Son estadounidenses. Brittany, Lindsey y Jesse. Su color de piel, que ya vira a rojo, denota la inexperiencia del trío para lidiar con la calor.

–¿Lleváis mucho tiempo al sol?

– «Varias horas», responden. «Alternamos sol y sombra», añaden mientras que muestran el bote de protector. De poco les ha servido.

Un cartel que dice Prohibido bañarseLlevan varias semanas en Sevilla. Vienen de Baltimore, en el estado de Maryland. Allí también tienen río, el Patapsco. «Allí es habitual pasar las tardes junto al río», comentan en un torpe castellano. «Pero aquí hace más calor», afirman. «Sevilla es muy calorosa (sic)», confirman.

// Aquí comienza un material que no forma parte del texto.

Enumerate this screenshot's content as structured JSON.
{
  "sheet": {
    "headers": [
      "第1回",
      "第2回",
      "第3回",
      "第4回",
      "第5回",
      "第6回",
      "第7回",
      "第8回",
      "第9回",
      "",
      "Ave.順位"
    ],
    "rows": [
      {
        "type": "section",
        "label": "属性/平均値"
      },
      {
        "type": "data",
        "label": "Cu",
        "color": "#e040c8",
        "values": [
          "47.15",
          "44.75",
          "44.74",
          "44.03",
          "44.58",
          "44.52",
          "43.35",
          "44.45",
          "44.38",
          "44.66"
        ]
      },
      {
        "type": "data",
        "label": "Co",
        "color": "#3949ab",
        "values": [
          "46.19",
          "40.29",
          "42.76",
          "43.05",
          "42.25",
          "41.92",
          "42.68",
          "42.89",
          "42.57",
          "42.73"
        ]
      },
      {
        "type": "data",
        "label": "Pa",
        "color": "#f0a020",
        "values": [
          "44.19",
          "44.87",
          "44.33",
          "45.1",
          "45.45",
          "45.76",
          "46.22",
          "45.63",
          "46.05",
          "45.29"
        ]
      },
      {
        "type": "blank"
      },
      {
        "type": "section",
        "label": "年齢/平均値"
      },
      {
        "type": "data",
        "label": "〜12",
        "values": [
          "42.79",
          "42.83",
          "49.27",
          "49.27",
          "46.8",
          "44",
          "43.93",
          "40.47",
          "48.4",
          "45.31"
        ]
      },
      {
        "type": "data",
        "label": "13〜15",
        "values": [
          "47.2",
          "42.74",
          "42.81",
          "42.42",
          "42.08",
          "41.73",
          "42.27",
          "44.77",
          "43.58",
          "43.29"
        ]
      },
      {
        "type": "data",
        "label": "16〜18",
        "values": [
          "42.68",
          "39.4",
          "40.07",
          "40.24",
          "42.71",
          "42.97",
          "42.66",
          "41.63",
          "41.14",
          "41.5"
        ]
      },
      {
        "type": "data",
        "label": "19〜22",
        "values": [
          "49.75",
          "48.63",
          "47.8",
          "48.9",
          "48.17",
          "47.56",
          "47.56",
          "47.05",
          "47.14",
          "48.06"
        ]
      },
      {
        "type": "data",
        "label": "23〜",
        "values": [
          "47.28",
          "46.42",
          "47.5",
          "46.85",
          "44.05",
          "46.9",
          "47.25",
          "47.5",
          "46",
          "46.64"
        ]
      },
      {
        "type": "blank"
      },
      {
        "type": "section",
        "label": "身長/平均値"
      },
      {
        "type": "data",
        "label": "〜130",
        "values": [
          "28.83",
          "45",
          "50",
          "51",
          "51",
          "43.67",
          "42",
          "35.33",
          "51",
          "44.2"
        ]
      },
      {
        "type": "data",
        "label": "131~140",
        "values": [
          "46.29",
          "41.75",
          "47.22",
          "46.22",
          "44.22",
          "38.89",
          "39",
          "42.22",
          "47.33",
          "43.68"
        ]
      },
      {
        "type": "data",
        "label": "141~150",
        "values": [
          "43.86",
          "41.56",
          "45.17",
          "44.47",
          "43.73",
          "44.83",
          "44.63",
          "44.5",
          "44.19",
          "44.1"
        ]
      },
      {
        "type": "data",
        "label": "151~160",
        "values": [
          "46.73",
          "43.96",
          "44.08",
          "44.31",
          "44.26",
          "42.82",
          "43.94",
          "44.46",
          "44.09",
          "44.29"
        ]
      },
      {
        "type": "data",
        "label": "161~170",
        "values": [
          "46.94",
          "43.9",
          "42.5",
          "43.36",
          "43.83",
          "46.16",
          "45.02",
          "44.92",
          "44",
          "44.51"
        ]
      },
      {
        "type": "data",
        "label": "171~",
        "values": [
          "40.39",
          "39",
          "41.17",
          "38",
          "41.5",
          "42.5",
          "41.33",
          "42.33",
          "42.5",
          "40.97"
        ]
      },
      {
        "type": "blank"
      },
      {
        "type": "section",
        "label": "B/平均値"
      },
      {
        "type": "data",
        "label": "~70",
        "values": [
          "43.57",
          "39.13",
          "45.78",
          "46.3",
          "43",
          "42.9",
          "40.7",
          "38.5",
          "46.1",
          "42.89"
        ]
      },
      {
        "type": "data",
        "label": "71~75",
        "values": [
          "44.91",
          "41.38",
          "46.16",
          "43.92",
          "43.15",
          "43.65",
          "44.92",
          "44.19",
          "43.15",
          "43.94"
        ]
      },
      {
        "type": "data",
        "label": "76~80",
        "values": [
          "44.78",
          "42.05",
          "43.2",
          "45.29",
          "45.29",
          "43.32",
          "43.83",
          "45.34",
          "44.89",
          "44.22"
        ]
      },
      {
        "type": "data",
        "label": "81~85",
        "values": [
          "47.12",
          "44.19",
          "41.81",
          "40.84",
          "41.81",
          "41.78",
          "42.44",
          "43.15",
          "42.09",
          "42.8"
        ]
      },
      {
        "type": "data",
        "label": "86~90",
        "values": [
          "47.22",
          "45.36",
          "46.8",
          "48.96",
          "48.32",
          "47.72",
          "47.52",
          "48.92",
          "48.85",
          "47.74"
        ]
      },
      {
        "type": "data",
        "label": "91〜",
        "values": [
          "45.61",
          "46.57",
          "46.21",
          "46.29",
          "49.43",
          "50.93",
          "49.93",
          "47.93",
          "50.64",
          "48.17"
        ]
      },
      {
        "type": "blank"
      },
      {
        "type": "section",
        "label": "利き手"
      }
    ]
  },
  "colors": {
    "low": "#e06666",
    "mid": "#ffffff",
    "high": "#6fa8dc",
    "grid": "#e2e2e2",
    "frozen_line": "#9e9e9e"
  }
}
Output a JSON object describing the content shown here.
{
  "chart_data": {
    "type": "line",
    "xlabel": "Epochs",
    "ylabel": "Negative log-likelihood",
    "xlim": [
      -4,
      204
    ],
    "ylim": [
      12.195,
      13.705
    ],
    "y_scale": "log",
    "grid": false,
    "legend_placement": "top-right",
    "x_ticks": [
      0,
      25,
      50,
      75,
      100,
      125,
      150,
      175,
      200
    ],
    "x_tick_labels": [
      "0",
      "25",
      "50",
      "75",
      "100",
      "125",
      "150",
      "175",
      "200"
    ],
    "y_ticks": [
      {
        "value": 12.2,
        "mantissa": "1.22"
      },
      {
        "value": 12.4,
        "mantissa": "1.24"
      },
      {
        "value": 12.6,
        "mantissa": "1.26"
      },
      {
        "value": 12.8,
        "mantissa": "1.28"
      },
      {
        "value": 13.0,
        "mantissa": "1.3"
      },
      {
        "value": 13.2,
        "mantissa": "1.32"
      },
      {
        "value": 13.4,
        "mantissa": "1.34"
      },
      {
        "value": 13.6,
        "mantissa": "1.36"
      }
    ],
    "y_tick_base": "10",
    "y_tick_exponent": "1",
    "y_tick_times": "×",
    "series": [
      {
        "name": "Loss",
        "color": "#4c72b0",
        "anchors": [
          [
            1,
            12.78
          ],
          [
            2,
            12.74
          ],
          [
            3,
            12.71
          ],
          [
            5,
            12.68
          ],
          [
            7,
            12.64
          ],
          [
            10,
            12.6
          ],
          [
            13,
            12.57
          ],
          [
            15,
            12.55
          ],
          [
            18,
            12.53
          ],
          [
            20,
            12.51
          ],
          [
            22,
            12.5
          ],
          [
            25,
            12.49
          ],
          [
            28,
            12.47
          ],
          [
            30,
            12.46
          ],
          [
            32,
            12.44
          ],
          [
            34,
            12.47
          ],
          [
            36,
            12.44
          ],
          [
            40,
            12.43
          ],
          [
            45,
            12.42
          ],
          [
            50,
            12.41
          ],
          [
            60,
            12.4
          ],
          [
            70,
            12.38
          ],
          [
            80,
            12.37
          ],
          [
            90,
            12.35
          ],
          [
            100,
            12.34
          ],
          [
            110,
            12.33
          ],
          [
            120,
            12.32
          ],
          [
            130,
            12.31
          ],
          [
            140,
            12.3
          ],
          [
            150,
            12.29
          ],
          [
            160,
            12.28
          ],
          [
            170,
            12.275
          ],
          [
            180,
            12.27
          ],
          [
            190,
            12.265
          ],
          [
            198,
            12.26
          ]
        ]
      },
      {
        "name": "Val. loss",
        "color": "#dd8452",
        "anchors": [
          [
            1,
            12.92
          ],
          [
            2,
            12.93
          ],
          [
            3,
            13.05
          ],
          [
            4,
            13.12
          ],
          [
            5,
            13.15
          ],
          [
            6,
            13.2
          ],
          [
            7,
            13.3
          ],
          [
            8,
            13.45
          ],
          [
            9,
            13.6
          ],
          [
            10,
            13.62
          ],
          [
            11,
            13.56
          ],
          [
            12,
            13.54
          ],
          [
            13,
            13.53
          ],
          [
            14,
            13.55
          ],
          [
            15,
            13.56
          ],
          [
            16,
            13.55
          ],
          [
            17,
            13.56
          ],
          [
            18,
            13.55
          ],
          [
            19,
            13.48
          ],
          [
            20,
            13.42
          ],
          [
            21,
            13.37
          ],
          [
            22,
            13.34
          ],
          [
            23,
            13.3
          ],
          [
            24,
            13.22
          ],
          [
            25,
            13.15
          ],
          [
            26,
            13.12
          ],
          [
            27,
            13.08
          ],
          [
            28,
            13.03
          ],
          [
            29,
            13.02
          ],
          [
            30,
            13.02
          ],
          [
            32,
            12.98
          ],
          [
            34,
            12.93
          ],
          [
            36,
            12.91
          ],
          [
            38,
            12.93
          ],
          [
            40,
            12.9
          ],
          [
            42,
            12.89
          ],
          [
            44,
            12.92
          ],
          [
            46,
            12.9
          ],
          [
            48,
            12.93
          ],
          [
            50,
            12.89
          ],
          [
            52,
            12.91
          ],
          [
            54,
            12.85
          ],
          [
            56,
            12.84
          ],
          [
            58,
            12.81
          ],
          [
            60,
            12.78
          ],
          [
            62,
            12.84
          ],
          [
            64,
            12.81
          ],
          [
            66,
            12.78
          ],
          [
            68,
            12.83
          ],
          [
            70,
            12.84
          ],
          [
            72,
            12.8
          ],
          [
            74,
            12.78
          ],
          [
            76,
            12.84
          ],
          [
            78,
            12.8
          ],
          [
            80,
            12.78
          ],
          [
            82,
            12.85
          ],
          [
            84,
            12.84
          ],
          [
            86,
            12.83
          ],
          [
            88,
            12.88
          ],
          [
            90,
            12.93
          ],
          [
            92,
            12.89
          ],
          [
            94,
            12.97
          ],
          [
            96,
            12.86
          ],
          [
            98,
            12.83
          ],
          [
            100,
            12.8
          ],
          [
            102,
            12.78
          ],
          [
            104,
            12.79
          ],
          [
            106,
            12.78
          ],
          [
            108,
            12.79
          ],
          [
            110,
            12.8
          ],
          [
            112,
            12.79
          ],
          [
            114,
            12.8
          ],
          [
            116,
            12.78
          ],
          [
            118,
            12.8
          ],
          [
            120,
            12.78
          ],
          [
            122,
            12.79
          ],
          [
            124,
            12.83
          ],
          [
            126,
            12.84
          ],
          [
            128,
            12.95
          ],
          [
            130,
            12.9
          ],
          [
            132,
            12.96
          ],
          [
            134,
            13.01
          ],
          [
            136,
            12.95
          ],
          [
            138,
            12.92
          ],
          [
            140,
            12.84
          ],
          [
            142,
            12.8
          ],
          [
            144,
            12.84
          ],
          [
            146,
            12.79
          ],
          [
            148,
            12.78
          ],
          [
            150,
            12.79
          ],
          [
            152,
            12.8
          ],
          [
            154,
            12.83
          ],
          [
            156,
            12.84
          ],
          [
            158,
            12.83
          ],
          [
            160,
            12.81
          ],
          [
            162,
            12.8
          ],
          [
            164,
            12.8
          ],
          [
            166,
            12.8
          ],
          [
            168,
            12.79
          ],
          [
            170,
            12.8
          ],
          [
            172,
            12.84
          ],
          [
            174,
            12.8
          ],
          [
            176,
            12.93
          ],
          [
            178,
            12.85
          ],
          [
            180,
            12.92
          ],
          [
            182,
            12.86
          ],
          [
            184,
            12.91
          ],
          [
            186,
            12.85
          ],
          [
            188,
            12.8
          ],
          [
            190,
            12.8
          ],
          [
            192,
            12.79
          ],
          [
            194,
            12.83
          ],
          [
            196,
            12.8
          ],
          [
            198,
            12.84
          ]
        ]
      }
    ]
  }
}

Las americanas están constatando un hecho que es bien conocido por los sevillanos: en verano hace calor, mucha calor. Sin embargo, la interacción social manda y muchas pandillas eligen esta margen del río para intercambiar risas y echar las tardes estivales. Algunos grupos con guitarras, otros con litronas bien provistos de neveras y los más, hablando por hablar, que es gratis.

«Deberían poner duchas o pulverizadores, como los que hay en la Alameda de Hércules», reclaman unos veinteañeros. «Es una lástima que no haya más sombras y fuentes en las que poder beber agua, la más cercana está en la calle Reyes Católicos», advierte Susana. Son vecinos del Casco Antiguo, de la calle Arjona.

«Nos venimos a la orilla cuando se echa el sol y nos vamos bien tarde», asegura Joaquín. «Aquí se pueden ver muchas barbaridades, de gente en bañador y bikini a turistas rojos por el sol tras toda la tarde bebiendo cerveza; por lo general, los españoles buscamos más la sombra», confirma este joven.

Varias señales prohiben el baño. Pese a las advertencias, desde el parque cercano a la calle Radio Sevilla se divisan algunos jóvenes en el pantalán situado en el Paseo de la O, la orilla trianera del Guadalquivir. Cerca, una pareja navega a duras penas en una barquita de pedales.

No es la playa, pero lo parece. Es Sevilla en pleno mes de julio. Ola de calor. Una tarde cualquiera en la orilla del Gualdalquivir.